Confessor que naquele momento comecei a pensar onde é que eu estava com a cabeça quando decidi levantar de madrugada, me arrumar e ir visitar o bairro mais perigoso da cidade. Se eu estava querendo morrer, era mais fácil eu ter ido saltar de para-queda sem para-queda.
- O senhor nunca procurou outro trabalho?
- Já, mas quem vai querer contratar um homem que mal sabe escrever o próprio nome?
- Como você se tornou motorista de ônibus?
- Olha, Dona, ser motorista de ônibus não é muito difícil. Ora, até mesmo um cara como eu sou. Pra ver, eu só tive que mostrar para eles que dirijo bem, sei compreender todas as placas e tenho coragem o suficiente para fazer essa mesma rota todos os dias. Não estou reclamando, não. Sabe, ser motorista de ônibus não é tão duro, sempre tem algum passageiro que nos trata com humanidade, são divertidos e interessantes. Mas nunca caimos na rotina, sabe?
- Sei... desculpe-me, qual é o seu nome?
- Rogério, Dona.
Eu não estava mais me importando com o Dona, talvez eu tivesse mesmo uns 10 anos a mais.
- Pois é, seu Rogério, acho que foi o cansaço da rotina que me fez acordar tão cedo, entrar aqui e desejar ir para esse lugar. Nessas horas, eu penso " Feliz mesmo é o motorista de ônibus."
- É, Dona, cair na rotina é pra matar, não? Pelo jeito, desculpa se eu tiver errado, mas a senhora tem maior cara de escritora.
- Como você sabe?
- Olha, o mundo tá cheio de vocês. Quase todos os dias entra um aqui. Tem os que fazem questão de parecer que são escritores, se duvidar até deixam alguns cartões com a gente, como se realmente fossemos ler algum de seus livros. Quer dizer, não é por nada não, mas a maioria aqui só quer saber é da novela mesmo e olhe lá. E tem aqueles que são super discretos, mas que sempre dão pinta de escritores ou uma tentativa disso. Depois de um tempo você aprende a identificar cada tipo de pessoa, sabe?. Se torna uma distração.

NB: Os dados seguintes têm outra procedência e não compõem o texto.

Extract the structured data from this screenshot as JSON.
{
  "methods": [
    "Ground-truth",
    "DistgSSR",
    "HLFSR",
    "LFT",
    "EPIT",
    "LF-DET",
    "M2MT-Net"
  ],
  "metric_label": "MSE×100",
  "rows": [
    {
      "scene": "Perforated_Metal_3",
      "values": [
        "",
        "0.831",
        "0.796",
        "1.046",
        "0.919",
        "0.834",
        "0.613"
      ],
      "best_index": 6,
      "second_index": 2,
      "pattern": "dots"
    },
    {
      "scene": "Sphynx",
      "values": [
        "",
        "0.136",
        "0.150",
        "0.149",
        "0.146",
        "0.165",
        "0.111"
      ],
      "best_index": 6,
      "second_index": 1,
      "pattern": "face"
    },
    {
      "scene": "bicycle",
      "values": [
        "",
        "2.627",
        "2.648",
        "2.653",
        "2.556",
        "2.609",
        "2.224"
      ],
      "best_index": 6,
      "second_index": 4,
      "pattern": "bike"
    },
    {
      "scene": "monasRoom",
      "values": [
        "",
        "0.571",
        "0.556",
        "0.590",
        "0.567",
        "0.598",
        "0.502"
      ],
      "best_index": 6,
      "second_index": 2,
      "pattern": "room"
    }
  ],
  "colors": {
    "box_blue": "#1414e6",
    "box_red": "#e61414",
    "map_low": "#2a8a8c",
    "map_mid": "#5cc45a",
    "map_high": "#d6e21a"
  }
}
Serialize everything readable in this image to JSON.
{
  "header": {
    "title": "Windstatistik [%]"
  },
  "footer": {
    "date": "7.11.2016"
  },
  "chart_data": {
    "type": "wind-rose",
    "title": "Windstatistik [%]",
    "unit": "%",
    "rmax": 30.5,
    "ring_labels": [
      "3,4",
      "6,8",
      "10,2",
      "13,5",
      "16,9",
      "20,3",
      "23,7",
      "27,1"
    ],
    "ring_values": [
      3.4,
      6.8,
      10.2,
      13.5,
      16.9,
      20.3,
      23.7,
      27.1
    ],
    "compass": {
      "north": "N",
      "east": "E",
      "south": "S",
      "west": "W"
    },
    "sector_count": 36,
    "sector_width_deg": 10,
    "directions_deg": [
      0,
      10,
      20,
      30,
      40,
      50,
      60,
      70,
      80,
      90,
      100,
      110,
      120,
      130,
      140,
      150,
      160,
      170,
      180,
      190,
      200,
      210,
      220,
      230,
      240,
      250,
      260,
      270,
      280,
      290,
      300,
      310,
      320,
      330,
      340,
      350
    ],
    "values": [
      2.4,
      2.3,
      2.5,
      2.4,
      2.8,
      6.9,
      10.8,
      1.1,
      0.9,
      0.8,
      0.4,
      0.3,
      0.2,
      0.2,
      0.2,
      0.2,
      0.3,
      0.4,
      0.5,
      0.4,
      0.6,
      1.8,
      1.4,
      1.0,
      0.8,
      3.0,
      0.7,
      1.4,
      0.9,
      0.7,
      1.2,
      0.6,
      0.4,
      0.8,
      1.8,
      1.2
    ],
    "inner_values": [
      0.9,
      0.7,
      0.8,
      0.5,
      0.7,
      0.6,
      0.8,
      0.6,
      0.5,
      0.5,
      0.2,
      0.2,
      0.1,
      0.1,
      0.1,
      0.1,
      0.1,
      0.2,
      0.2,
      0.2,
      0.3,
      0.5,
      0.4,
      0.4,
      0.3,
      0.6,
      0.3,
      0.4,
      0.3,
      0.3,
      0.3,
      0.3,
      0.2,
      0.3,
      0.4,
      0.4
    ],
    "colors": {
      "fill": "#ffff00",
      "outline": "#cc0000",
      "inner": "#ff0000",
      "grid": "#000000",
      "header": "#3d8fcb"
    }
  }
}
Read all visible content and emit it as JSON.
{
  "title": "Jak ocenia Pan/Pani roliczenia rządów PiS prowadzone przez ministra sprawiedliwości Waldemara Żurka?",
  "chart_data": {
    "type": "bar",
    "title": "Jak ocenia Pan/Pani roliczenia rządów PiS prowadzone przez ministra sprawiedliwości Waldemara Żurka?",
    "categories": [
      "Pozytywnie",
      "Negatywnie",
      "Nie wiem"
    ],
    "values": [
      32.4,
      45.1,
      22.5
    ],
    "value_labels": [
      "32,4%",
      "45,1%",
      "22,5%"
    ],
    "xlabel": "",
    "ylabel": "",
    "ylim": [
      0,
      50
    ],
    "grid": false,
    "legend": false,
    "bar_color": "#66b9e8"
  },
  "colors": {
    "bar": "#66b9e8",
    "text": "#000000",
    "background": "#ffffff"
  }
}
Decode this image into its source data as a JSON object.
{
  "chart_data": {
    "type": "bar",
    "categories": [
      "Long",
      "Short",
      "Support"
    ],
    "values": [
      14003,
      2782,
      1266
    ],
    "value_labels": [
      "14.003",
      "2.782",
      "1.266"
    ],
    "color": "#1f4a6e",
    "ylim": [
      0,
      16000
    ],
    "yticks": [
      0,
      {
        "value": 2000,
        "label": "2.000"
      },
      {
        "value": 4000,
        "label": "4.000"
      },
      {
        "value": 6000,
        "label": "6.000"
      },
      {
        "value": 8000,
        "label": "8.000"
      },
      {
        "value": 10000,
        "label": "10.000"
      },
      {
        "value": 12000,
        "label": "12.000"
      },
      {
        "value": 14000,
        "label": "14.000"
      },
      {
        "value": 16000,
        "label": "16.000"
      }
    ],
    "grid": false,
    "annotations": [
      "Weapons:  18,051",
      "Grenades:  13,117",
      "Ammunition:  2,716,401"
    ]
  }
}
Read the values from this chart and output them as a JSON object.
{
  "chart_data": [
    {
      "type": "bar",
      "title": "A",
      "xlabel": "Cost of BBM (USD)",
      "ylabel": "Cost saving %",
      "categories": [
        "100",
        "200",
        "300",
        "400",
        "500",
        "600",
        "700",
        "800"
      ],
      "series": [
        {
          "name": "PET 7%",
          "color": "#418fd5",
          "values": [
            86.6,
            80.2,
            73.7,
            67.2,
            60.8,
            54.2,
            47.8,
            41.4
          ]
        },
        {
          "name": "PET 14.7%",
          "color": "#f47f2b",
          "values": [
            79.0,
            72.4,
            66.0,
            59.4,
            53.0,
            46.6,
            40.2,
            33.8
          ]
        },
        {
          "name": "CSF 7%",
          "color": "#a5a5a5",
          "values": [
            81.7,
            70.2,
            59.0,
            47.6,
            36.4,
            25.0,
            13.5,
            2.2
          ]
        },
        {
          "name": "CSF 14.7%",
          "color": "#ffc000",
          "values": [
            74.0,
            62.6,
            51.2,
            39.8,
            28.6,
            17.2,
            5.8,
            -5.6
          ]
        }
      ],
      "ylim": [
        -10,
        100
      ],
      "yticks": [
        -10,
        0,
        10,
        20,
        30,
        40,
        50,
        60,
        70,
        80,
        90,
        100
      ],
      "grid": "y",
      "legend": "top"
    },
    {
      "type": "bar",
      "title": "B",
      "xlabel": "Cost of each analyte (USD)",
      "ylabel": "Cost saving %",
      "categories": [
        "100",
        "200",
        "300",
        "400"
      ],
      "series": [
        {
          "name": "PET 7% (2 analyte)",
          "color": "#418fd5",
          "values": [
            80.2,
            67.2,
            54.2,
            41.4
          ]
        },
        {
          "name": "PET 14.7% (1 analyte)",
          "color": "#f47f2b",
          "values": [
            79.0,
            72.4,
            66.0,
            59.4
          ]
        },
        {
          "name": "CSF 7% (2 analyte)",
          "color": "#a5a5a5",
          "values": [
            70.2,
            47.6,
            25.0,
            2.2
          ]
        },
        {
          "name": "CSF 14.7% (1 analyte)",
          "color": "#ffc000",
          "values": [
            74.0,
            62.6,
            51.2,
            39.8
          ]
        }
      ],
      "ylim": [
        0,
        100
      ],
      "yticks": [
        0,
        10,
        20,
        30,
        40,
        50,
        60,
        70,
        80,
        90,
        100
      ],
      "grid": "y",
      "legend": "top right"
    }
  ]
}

- E eu sou qual tipo de escritora?
- Do tipo louca.
Rimos juntos. Mas aquela brincadeira me tocou um pouco, fiquei pensando o que realmente ele quis dizer com isso.
- A senhora não me entregou nenhum cartão, em nenhum momento falou sobre a sua profissão e também nem me parece do tipo insegura. Além do mais, ainda teve a coragem de ficar escutando um motorista de ônibus que mal sabe escrever o próprio nome.
- E qual o problema com isso?
- Não é por nada, não. Mas vocês são bastante ligados a um português certo, toda aquela coisa de livro, palavras difíceis. Daí eu tiro a conclusão de porque de tantos escritores que passam por aqui, apenas você parou para conversar comigo.
Por um lado ele tinha razão, mas sabe, eu admiro bastante as pessoas. O Rogério era bastante inteligente, mesmo sem saber escrever direito, a vida já havia lhe ensinado bastante,e isso talvez nenhum livro pode nos oferecer com tanta clareza.
- Bom, Dona, chegamos no último ponto de ônibus. Cuidado, não vá encontrar adrenalina demais.
- Quer saber, conseguir sair da monotonia com essa conversa que tivemos. Aliás, eu tenho que explicar para você um pouco sobre essa coisa louca de ser escritor.
- Quer dizer que a senhora não vai ficar?
- Você ainda aguenta conversar com uma escritora?
- Sempre é bom uma boa companhia, ainda mais de alguém tão... como é que diz? acho que a palavra é intelectual.
- E só por curiosidade. Aonde o senhor mora?
- Ah, Dona, nesse bairro aqui, infelizmente. Mas aí é outra história.
- Então pode ir me contando que o caminho é longo.